Il est donc nécessaire de fixer un agenda minimaliste et de s’efforcer de le réaliser en priorité.  L’essentiel est de prévenir un conflit accidentel et son escalade, dans la péninsule, ainsi que d’asseoir les mesures qui restaureront la confiance disparue au niveau militaire.  On devrait débuter par la réactivation d’accords existants.  Il s’agira notamment de rétablir l’accord militaire du 19 septembre, puis la ligne directe entre les deux Corées ; de suspendre les essais nucléaires menées par la Corée du Nord et toutes les autres activités impliquant les technologies touchant les missiles balistiques ; et de s’abstenir, de la part de la Corée du Sud et des États-Unis, d’exercices conjoints à grand déploiement.  Les enjeux entourant la  suspension de la coopération militaire entre la RPDC et la République de Corée, le déploiement de dispositifs stratégiques étatsuniens dans la péninsule coréenne, la suspension des exercices conjoints entre la République de Corée, les États-Unis et le Japon, ainsi qu’une déclaration officielle, de la part de tous les six,  qui garantirait la sécurité passive, i.e. le refus de recourir ou de menacer de recourir à la force, tout ça constitue, à part égale, les enjeux qu’il presse de prendre en compte.

La création, par les six, d’un « groupe d’étude conjoint » mérite aussi d’être retenue.  Une telle initiative pourrait devenir le lieu de discussion des questions qui sont d’intérêt fondamental pour le moyen et le long terme.  Ces sujets concernent tant la résolution de la question nucléaire pour l’ensemble de la péninsule coréenne que la transition de l’état de cessez-le-feu vers un régime effectif propre à assurer la paix.  De  même importance s’alignent les enjeux relatifs à l’édification d’un environnement contribuant à la paix et à la sécurité en Asie du Nord-Est ; à la normalisation des relations entre la RPDC et le Japon, et entre les États-Unis et la RPDC ; puis aux progrès à réaliser dans les domaines du contrôle des armements et du désarmement lui-même, à la largeur du Nord-Est asiatique.  Bien entendu, il est tout à fait possible que les positions des diverses parties concernées se heurtent encore durement.  De là la valeur d’un organe consultatif tel que proposé plus haut, et qui prendrait la forme d’un groupe d’étude conjoint.  Ici, il me semble que l’idée de convoquer préalablement une réunion d’experts civils issus de la communauté internationale – comprenant aussi des participants venus des six parties impliquées – , se révélerait une étape nettement prometteuse.  En effet, des personnes concernées provenant de secteurs variés de la société civile risquent fort de mieux faire émerger des opinions limpides, créatives et empreintes d’équilibre.

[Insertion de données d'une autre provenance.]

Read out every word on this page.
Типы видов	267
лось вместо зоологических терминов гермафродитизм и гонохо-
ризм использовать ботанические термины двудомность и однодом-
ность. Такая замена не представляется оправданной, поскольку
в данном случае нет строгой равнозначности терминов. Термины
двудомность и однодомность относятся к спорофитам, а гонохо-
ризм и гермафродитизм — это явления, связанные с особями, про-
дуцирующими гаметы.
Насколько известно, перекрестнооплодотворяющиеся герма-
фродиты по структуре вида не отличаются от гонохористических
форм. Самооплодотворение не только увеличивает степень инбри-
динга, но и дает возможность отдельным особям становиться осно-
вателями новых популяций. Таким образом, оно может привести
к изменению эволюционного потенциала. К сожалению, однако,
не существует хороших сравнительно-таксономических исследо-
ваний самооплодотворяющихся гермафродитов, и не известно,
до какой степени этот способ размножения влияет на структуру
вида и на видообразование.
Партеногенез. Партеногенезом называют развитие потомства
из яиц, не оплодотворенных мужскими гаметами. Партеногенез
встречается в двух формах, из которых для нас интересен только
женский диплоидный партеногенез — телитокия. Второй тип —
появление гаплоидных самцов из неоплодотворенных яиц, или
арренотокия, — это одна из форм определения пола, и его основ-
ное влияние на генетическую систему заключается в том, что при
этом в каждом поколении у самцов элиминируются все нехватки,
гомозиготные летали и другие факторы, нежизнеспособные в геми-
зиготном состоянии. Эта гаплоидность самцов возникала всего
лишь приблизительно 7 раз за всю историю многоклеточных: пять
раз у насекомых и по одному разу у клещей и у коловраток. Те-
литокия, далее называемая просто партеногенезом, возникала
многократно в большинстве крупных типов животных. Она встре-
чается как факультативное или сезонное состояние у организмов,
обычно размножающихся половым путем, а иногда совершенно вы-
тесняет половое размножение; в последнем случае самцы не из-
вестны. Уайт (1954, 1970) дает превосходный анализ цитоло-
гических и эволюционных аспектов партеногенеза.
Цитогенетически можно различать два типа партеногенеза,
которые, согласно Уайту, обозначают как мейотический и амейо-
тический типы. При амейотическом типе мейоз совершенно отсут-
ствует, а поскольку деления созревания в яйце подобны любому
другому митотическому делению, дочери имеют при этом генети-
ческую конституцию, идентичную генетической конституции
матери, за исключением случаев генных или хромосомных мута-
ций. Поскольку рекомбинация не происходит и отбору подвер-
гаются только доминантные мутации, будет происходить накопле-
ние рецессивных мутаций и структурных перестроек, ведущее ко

Cheong Wook-Sik est directeur de l’Institut pour la paix Hankyoreh et directeur du Réseau pour la paix.

Hankyoreh est un média coréen, également disponible en édition anglaise, japonaise et chinoise, qui se présente comme « le principal média progressiste de Corée ».

[1] La déclaration commune dite du 19 septembre a été adoptée le 19 septembre 2005 à Diaoyutai, Beijing.  Les six signataires en étaient : Christopher Hill (États-Unis), Secrétaire d’État adjoint pour les affaires d’Asie Orientale et du Pacifique ; Kenichiro Sasae (Japon), Adjoint au Directeur-Général aux Affaires d’Asie et d’Océanie ; Wu Dawei (Chine), Vice-ministre des Affaires étrangères ; Song Min-soon (Corée du Sud), Ministre adjoint aux Affaires étrangères ; Kim Kye-gwan (Corée du Nord), Vice-ministre des Affaires étrangères ; et Alexander Alexeyev (Russie), Ministre adjoint des Affaires étrangères.